Friday, December 17, 2010

The Art of Tipping

Having friends who have held various service-based jobs, I've seen a number of complaints regarding customers who don't tip.  While I tend to restrict tipping to food industry jobs, (sorry Cable Guy) I tend to be pretty generous.

There are a few different numbers thrown out, but the most common is probably 15% or double the tax which seems like a fair amount and is easy to calculate.  There isn't a certain amount or percentage that I leave in tip every time and I'm not terribly swayed by service quality either.  I don't really care if my order is wrong as long as it's corrected in a reasonable amount of time, or if the wrong order is just as appealing to my tastebuds as the correct order.  (Hey take what life deals you, and sometimes it deals you chicken tenders instead of a club sandwich.)  I understand that these things happen, and it's perfectly fine.  If a waiter or waitress is especially attentive, then they'll definitely see it in the way of a few dollars though.

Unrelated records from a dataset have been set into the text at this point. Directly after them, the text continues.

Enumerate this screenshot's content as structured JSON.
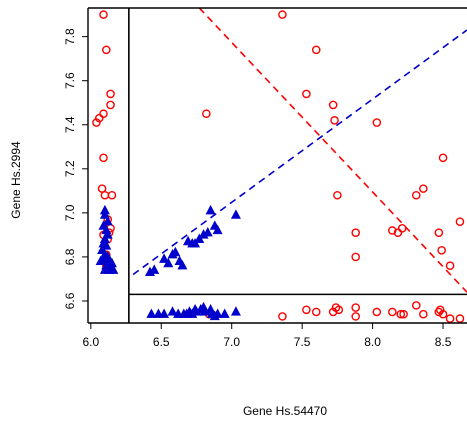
{
  "chart_data": {
    "type": "scatter",
    "title": "",
    "xlabel": "Gene Hs.54470",
    "ylabel": "Gene Hs.2994",
    "xlim": [
      5.98,
      8.67
    ],
    "ylim": [
      6.5,
      7.93
    ],
    "xticks": [
      "6.0",
      "6.5",
      "7.0",
      "7.5",
      "8.0",
      "8.5"
    ],
    "yticks": [
      "6.6",
      "6.8",
      "7.0",
      "7.2",
      "7.4",
      "7.6",
      "7.8"
    ],
    "grid": false,
    "legend": "none",
    "colors": {
      "red": "#ff0000",
      "blue": "#0000cd",
      "frame": "#000000"
    },
    "inner_box": {
      "x_from": 6.27,
      "y_from": 6.63
    },
    "lines": [
      {
        "style": "dashed",
        "color": "red",
        "from": [
          6.77,
          7.93
        ],
        "to": [
          8.67,
          6.64
        ]
      },
      {
        "style": "dashed",
        "color": "blue",
        "from": [
          6.3,
          6.72
        ],
        "to": [
          8.67,
          7.83
        ]
      }
    ],
    "series": [
      {
        "marker": "open-circle",
        "color": "red",
        "points": [
          [
            6.09,
            7.9
          ],
          [
            6.11,
            7.74
          ],
          [
            6.14,
            7.54
          ],
          [
            6.14,
            7.49
          ],
          [
            6.09,
            7.45
          ],
          [
            6.06,
            7.43
          ],
          [
            6.04,
            7.41
          ],
          [
            6.09,
            7.25
          ],
          [
            6.08,
            7.11
          ],
          [
            6.1,
            7.08
          ],
          [
            6.15,
            7.08
          ],
          [
            6.12,
            6.97
          ],
          [
            6.14,
            6.93
          ],
          [
            6.13,
            6.91
          ],
          [
            6.09,
            6.9
          ],
          [
            6.12,
            6.88
          ],
          [
            6.11,
            6.81
          ],
          [
            6.11,
            6.77
          ],
          [
            6.11,
            6.76
          ],
          [
            6.82,
            7.45
          ],
          [
            6.84,
            6.54
          ],
          [
            7.36,
            7.9
          ],
          [
            7.6,
            7.74
          ],
          [
            7.53,
            7.54
          ],
          [
            7.72,
            7.49
          ],
          [
            7.73,
            7.42
          ],
          [
            8.03,
            7.41
          ],
          [
            8.5,
            7.25
          ],
          [
            8.36,
            7.11
          ],
          [
            8.31,
            7.08
          ],
          [
            7.75,
            7.08
          ],
          [
            8.62,
            6.96
          ],
          [
            8.14,
            6.92
          ],
          [
            8.21,
            6.93
          ],
          [
            8.18,
            6.91
          ],
          [
            8.47,
            6.91
          ],
          [
            7.88,
            6.91
          ],
          [
            8.49,
            6.83
          ],
          [
            7.88,
            6.8
          ],
          [
            8.55,
            6.76
          ],
          [
            7.36,
            6.53
          ],
          [
            7.53,
            6.56
          ],
          [
            7.6,
            6.55
          ],
          [
            7.72,
            6.55
          ],
          [
            7.74,
            6.57
          ],
          [
            7.76,
            6.56
          ],
          [
            7.88,
            6.57
          ],
          [
            7.88,
            6.53
          ],
          [
            8.03,
            6.55
          ],
          [
            8.14,
            6.55
          ],
          [
            8.2,
            6.54
          ],
          [
            8.22,
            6.54
          ],
          [
            8.31,
            6.58
          ],
          [
            8.36,
            6.54
          ],
          [
            8.47,
            6.55
          ],
          [
            8.5,
            6.54
          ],
          [
            8.55,
            6.52
          ],
          [
            8.62,
            6.52
          ],
          [
            8.48,
            6.56
          ]
        ]
      },
      {
        "marker": "filled-triangle",
        "color": "blue",
        "points": [
          [
            6.1,
            7.01
          ],
          [
            6.1,
            6.99
          ],
          [
            6.12,
            6.96
          ],
          [
            6.09,
            6.94
          ],
          [
            6.11,
            6.92
          ],
          [
            6.12,
            6.9
          ],
          [
            6.1,
            6.88
          ],
          [
            6.09,
            6.86
          ],
          [
            6.11,
            6.85
          ],
          [
            6.08,
            6.83
          ],
          [
            6.1,
            6.81
          ],
          [
            6.12,
            6.8
          ],
          [
            6.09,
            6.79
          ],
          [
            6.13,
            6.78
          ],
          [
            6.15,
            6.77
          ],
          [
            6.07,
            6.78
          ],
          [
            6.11,
            6.76
          ],
          [
            6.1,
            6.74
          ],
          [
            6.13,
            6.74
          ],
          [
            6.14,
            6.75
          ],
          [
            6.16,
            6.74
          ],
          [
            6.42,
            6.73
          ],
          [
            6.45,
            6.74
          ],
          [
            6.52,
            6.79
          ],
          [
            6.55,
            6.77
          ],
          [
            6.58,
            6.81
          ],
          [
            6.6,
            6.82
          ],
          [
            6.63,
            6.78
          ],
          [
            6.65,
            6.76
          ],
          [
            6.69,
            6.87
          ],
          [
            6.72,
            6.86
          ],
          [
            6.74,
            6.86
          ],
          [
            6.77,
            6.88
          ],
          [
            6.8,
            6.9
          ],
          [
            6.83,
            6.91
          ],
          [
            6.85,
            7.01
          ],
          [
            6.88,
            6.94
          ],
          [
            6.9,
            6.92
          ],
          [
            7.03,
            6.99
          ],
          [
            6.43,
            6.54
          ],
          [
            6.48,
            6.54
          ],
          [
            6.52,
            6.54
          ],
          [
            6.58,
            6.55
          ],
          [
            6.62,
            6.54
          ],
          [
            6.66,
            6.54
          ],
          [
            6.68,
            6.54
          ],
          [
            6.7,
            6.55
          ],
          [
            6.72,
            6.54
          ],
          [
            6.74,
            6.56
          ],
          [
            6.75,
            6.55
          ],
          [
            6.78,
            6.56
          ],
          [
            6.8,
            6.57
          ],
          [
            6.81,
            6.55
          ],
          [
            6.85,
            6.56
          ],
          [
            6.86,
            6.54
          ],
          [
            6.88,
            6.53
          ],
          [
            6.9,
            6.54
          ],
          [
            7.03,
            6.55
          ],
          [
            6.95,
            6.54
          ]
        ]
      }
    ]
  }
}
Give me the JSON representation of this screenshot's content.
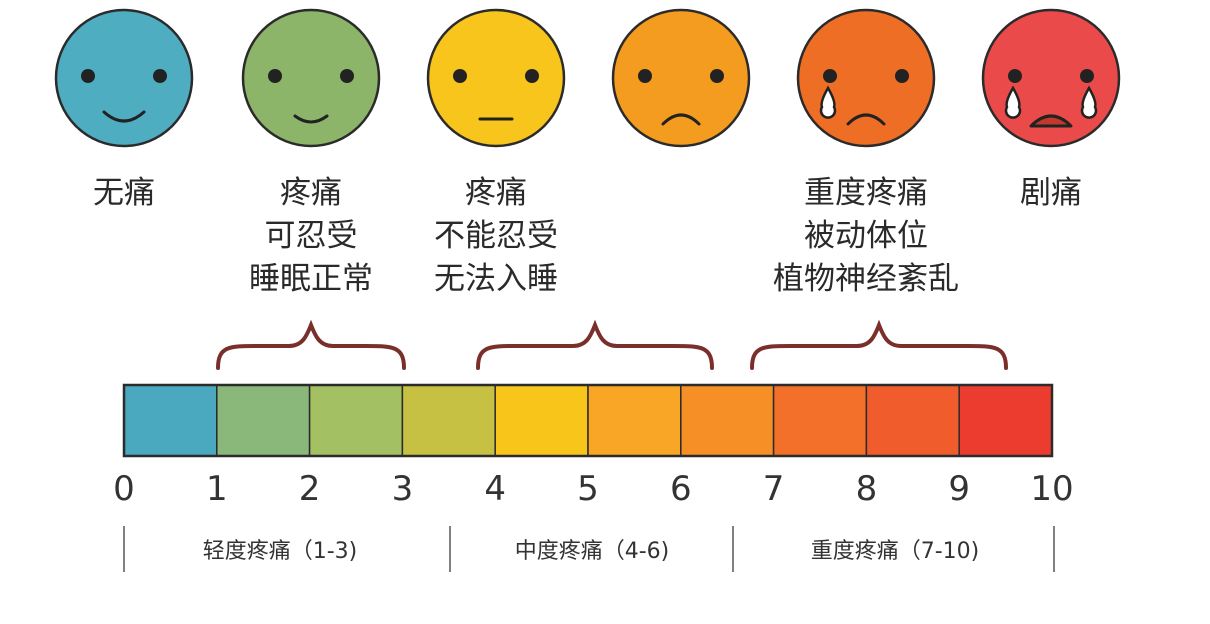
{
  "faces": [
    {
      "label_lines": [
        "无痛"
      ],
      "color": "#4fadc2",
      "expression": "happy",
      "tears": 0
    },
    {
      "label_lines": [
        "疼痛",
        "可忍受",
        "睡眠正常"
      ],
      "color": "#8db56a",
      "expression": "smile",
      "tears": 0
    },
    {
      "label_lines": [
        "疼痛",
        "不能忍受",
        "无法入睡"
      ],
      "color": "#f7c51c",
      "expression": "neutral",
      "tears": 0
    },
    {
      "label_lines": [],
      "color": "#f49c20",
      "expression": "sad",
      "tears": 0
    },
    {
      "label_lines": [
        "重度疼痛",
        "被动体位",
        "植物神经紊乱"
      ],
      "color": "#ef6e25",
      "expression": "sad",
      "tears": 1
    },
    {
      "label_lines": [
        "剧痛"
      ],
      "color": "#ea4a4a",
      "expression": "crying",
      "tears": 2
    }
  ],
  "scale": {
    "ticks": [
      "0",
      "1",
      "2",
      "3",
      "4",
      "5",
      "6",
      "7",
      "8",
      "9",
      "10"
    ],
    "segment_colors": [
      "#4aa9bf",
      "#8ab87a",
      "#a3c063",
      "#c6c142",
      "#f8c51b",
      "#f9a526",
      "#f58f26",
      "#f3702a",
      "#f15c2c",
      "#ec3b2f"
    ],
    "brace_color": "#7a2f2b"
  },
  "categories": [
    {
      "label": "轻度疼痛（1-3)"
    },
    {
      "label": "中度疼痛（4-6)"
    },
    {
      "label": "重度疼痛（7-10)"
    }
  ]
}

I would say on average, I usually leave between 25% and 40%, but I've left as much as 70% before.  I tend not to accumulate a large bill, so I have no problem handing a waitress $20 for a $12 dollar meal if he or she is good, or leaving them $5-$6 if they're merely adequate.  I'm not so horribly attached to my money that a couple dollars is going to matter one way or another, and seeing my dad attempt to shortchange several waitresses for no real reason, I'm determined to leave a better stamp on the world.

I figure at the very least I'm making up for the cheapskates that leave $3 on a $50 bill, and at the very best, I'm making someone's day just a little bit better.  And hey, who knows, maybe they'll take the extra dollars and pass it on to someone else, or use it to create something awesome that the world can enjoy like a novel, or a song, or a painting.